I enjoyed reading about how he taught himself to play the guitar. I learned that he never learned to read music. He describes his playing style as a variation of the folk music claw-hammer style. He says he uses the top two strings of his guitar for the bass line, the middle two strings for rhythm, and the bottom two strings for playing lead guitar. He shares how he selected his guitars. We learn how the gauge of the strings and the distance between fret and neck influenced his ability to play.

You get the story of his son Connor, his accidental death, and the song Tears in Heaven.We learn of the impact of the death of Stevie Ray Vaughn on his life.

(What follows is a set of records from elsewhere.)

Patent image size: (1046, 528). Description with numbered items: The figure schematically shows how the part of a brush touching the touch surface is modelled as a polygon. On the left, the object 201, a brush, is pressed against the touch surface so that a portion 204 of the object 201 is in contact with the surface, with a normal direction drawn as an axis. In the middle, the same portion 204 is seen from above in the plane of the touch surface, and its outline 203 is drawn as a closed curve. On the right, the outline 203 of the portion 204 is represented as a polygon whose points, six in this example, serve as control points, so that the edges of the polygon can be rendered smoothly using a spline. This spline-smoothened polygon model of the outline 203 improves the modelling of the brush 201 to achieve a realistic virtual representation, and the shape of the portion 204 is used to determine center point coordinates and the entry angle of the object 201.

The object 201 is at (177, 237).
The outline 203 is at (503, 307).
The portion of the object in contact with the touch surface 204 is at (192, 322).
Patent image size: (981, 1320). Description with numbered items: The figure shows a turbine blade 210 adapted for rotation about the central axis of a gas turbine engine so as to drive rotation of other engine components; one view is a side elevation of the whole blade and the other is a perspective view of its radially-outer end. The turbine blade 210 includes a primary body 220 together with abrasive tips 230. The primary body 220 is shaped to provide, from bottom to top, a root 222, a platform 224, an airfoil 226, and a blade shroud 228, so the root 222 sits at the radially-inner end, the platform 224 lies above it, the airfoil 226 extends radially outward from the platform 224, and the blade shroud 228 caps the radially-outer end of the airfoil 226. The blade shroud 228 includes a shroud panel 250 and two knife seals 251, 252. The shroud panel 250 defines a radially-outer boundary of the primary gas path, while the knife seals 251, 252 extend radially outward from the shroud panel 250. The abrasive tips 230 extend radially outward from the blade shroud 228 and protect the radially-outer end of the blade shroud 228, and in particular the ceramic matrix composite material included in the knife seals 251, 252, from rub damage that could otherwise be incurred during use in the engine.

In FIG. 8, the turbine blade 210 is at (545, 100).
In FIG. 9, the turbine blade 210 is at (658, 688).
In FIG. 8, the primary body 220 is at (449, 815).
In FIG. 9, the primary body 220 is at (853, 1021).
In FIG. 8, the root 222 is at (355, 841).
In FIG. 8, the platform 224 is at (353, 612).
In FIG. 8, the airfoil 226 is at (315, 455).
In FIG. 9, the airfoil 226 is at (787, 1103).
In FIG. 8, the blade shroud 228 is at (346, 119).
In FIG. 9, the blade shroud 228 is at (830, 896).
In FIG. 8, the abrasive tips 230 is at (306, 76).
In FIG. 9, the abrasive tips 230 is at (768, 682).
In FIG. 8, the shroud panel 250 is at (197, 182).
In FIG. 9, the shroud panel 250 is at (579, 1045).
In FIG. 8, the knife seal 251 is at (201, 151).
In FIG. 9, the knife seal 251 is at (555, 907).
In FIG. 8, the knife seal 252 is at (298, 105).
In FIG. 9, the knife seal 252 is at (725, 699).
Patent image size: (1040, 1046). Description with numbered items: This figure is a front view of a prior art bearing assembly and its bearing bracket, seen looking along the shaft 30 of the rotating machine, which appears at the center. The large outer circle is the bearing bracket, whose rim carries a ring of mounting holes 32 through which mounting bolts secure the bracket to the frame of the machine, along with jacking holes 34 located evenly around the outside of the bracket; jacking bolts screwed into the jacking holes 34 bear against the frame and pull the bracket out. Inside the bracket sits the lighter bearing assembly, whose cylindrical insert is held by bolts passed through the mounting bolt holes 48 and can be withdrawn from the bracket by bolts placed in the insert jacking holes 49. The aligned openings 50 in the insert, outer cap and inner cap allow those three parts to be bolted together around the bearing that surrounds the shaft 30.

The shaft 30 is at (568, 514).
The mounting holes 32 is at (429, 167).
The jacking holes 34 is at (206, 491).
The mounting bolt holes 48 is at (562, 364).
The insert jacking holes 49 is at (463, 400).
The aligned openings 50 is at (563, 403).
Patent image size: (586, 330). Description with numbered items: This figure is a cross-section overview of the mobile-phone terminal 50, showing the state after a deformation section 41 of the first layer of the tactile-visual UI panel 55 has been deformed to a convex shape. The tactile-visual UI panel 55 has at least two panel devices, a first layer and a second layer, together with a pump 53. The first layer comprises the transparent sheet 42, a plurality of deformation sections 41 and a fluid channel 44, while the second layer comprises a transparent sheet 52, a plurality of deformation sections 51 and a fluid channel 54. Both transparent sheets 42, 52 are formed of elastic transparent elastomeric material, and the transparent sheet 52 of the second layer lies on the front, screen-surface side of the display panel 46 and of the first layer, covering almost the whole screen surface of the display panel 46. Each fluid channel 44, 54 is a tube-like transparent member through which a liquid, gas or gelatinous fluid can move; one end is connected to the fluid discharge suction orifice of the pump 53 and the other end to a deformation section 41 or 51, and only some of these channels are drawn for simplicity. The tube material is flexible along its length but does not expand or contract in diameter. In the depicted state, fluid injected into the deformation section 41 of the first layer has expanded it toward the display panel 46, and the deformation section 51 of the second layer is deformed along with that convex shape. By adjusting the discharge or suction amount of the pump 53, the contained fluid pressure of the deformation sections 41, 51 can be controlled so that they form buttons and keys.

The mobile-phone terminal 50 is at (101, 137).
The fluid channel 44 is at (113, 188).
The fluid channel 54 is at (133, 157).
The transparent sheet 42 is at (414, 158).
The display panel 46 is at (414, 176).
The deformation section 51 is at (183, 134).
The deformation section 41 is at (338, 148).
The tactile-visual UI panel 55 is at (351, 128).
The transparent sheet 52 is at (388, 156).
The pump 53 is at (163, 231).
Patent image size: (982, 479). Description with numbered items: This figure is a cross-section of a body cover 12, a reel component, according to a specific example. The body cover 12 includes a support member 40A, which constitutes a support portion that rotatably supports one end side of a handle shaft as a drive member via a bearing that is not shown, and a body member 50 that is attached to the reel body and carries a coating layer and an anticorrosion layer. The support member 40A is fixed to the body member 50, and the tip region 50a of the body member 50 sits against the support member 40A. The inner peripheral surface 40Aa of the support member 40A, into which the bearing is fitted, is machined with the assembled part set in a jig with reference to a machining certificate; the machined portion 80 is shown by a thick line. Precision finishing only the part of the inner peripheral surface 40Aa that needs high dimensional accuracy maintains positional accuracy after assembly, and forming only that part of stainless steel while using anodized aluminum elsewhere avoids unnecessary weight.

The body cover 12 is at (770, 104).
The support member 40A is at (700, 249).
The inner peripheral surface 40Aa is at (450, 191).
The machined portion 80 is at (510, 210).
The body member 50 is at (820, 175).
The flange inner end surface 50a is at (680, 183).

Clapton warms to the subject of his recovery, stressing its spiritual elements and how he started the Crossroads Clinic in Antigua. He eagerly discusses the fund-raising efforts for his Crossroads clinic and the Crossroads Guitar/Music Festivals he used to raise money for the clinics. Sharing this personal journey into addiction and recovery is therapeutic for him.

His reflecting is filled with humility, particularly in the form of unhappiness with his early successes. He professes ambivalence about the famous Clapton is God graffiti, although he admits he was grateful for the recognition from fans. At times, he sounds more like landed nobility than a rock star. He shares about his collection of contemporary art, enthusiastically defending his hunting and fishing as leisure activities, and extolling the qualities of his quiet country living. But both the youthful excesses and the current calm state are narrated with a charming tone that pushes Clapton’s story ahead of other rock and roll memoirs. This is a well written book that is worth the purchase price and time you invest in reading.